The phenomenon has yet to be scientifically investigated but the locals insist it has something to do with the water.
They are not alone: the official statistics show that a total of 56 pairs of twins have been born in Rudnik since 1944.
Last year, out of 60 births in the village, four resulted in twins, a ratio of 6.7 percent, way above the national average of 1.5 percent.
In fact, the village is so proud of its apparently special twinning powers that it launched an annual "twin" festival five years ago, a reunion to which every pair of local twins, both young and old, is invited each spring.
This year, two teenage girls in traditional dresses planted a tree in a small garden outside the mayor's office, while two Roma girls swirled around in their magenta dresses, impossible to tell apart.
"When I was married, my aunt, who has twins, told me not to lose hope if I didn't have twins the first time. But I wanted them so much, it worked!" Milena Slavova, a 29-year-old mother, told AFP, as her carbon-copy three-year-old sons Dimitar and Stoyan, dressed in identical khaki shorts and green T-shirts, climbed a nearby tree.
"Here it's normal, we are twins like many others... our grandmother was also a twin," say 59-year-old fraternal twins Urmuz and Amide Mustafa, two unemployed miners.
The Mustafas are Roma, and it is not only among the Bulgarian population of Rudnik that multiple births are common, but among Roma families too.

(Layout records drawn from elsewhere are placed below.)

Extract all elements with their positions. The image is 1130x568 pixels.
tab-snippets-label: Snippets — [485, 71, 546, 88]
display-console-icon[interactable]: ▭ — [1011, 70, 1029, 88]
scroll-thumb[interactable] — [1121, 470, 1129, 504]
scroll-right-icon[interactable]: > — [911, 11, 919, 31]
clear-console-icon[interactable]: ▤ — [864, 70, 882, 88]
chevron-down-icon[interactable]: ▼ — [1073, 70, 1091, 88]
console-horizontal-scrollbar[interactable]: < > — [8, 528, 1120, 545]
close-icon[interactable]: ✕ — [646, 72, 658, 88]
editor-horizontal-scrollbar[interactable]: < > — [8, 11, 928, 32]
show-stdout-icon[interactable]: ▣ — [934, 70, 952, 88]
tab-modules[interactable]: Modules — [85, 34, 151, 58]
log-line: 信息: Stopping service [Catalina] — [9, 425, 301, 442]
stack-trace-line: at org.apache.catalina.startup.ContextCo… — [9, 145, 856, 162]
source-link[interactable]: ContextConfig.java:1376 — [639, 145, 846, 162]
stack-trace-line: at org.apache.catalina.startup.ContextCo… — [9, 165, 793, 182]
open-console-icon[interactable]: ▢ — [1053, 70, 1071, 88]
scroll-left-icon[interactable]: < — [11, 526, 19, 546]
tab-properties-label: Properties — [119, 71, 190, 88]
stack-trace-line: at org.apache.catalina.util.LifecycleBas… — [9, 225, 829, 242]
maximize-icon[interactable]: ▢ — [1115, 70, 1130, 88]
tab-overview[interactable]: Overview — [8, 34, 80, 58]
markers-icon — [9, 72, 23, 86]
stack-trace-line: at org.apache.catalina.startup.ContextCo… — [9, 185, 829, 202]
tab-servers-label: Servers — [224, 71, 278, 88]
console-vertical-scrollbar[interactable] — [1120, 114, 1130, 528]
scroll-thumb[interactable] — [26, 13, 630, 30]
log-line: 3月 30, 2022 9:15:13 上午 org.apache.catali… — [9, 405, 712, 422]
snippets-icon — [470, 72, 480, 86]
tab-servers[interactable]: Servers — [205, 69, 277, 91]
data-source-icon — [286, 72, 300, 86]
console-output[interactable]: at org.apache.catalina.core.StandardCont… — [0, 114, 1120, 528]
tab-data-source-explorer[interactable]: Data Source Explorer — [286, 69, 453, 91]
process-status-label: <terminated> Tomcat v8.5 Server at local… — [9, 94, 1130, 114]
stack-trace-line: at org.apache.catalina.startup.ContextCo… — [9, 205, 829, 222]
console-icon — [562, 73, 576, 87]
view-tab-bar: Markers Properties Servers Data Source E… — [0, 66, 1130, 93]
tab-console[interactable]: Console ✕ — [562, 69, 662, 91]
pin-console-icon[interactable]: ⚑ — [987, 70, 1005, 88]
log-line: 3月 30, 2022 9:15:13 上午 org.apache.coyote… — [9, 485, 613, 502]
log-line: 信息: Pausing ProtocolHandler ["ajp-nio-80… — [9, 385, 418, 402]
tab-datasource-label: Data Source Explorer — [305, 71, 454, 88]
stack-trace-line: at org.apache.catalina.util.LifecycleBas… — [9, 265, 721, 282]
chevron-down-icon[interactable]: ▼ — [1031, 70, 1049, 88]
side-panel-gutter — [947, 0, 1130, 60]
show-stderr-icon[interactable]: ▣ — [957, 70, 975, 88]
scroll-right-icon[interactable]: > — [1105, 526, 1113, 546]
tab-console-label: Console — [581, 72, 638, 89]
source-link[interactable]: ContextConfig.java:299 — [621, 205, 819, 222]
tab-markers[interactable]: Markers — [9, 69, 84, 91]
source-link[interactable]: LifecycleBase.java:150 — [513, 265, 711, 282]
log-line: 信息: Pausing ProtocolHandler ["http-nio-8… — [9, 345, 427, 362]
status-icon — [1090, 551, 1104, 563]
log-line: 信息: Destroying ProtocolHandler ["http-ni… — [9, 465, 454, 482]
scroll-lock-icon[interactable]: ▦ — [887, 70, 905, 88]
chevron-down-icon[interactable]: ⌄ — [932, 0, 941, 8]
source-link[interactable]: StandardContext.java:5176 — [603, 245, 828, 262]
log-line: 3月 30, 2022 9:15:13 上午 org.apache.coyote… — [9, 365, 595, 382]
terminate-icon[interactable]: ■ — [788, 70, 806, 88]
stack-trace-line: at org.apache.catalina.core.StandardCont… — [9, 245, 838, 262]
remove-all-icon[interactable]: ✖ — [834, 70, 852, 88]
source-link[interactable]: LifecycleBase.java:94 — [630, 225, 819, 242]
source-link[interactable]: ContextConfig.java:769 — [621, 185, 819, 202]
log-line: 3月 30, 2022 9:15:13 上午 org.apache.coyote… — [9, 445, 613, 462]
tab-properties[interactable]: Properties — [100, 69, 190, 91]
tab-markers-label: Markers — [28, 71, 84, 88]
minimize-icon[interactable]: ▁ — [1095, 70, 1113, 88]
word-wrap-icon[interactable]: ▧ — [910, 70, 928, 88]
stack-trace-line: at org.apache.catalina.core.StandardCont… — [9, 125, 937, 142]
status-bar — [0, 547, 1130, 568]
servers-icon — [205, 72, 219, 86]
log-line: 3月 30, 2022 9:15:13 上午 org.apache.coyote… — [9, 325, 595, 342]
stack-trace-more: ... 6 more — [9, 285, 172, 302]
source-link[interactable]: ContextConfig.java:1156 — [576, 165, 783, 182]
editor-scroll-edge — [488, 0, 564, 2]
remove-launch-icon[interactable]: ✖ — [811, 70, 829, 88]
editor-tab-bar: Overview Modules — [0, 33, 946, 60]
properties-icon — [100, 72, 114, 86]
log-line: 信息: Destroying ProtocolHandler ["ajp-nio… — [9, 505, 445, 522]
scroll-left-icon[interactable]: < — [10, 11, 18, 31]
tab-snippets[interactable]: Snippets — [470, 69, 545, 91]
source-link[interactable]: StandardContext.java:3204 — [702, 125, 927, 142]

As a result of increasing use of in-vitro fertilisation, multiple births in Bulgaria, as in other countries, have surged in recent years. Last year, out of a total 80,956 births nationwide, some 1,181 pairs of twins were born.
But in Rudnik, which lies 15 kilometres (nine miles) south-west of the Black Sea port city of Burgas, the locals insist the twins are conceived and born naturally.
"Whoever drinks from Rudnik's mineral water, breathes the local air and stumbles over the stones in Rudnik, will definitely have twins," says Dimka Katelieva, who masterminded the annual spring twin festival.
The local authorities insist that Rudnik's water "meets all the norms" and no specialised scientific research has been was conducted so far on the village's mysterious twin phenomenon.
One leading Sofia gynaecologist and researcher, who declined to be named, suggested a possible explanation might be "the presence of elements (in the water and soil in the region) that stimulate ovulation, that is the production of multiple ovums."
But for Ivo Kremenski, a professor at the national genetics laboratory in Sofia, it is simply a matter of heredity.
"Some couples are possibly distantly related, since migration in these villages was limited and genetic material remained unchanged," Kremenski said.
The twins themselves appear to pay little heed to the mystery of Rudnik.
But for their parents, the cost of having an extra mouth to feed is more of a burden than a joy in a village where unemployment is high and most people live below the poverty line.
"I got a one-off payment of 200 leva (100 euros, 123 dollars) when I gave birth to twins. Now, I receive 140 leva (70 euros) in all per month for them and their older brother. That's nothing. And my husband, who is a construction worker, is often without work," complains a young mother of 18-month-old twin boys.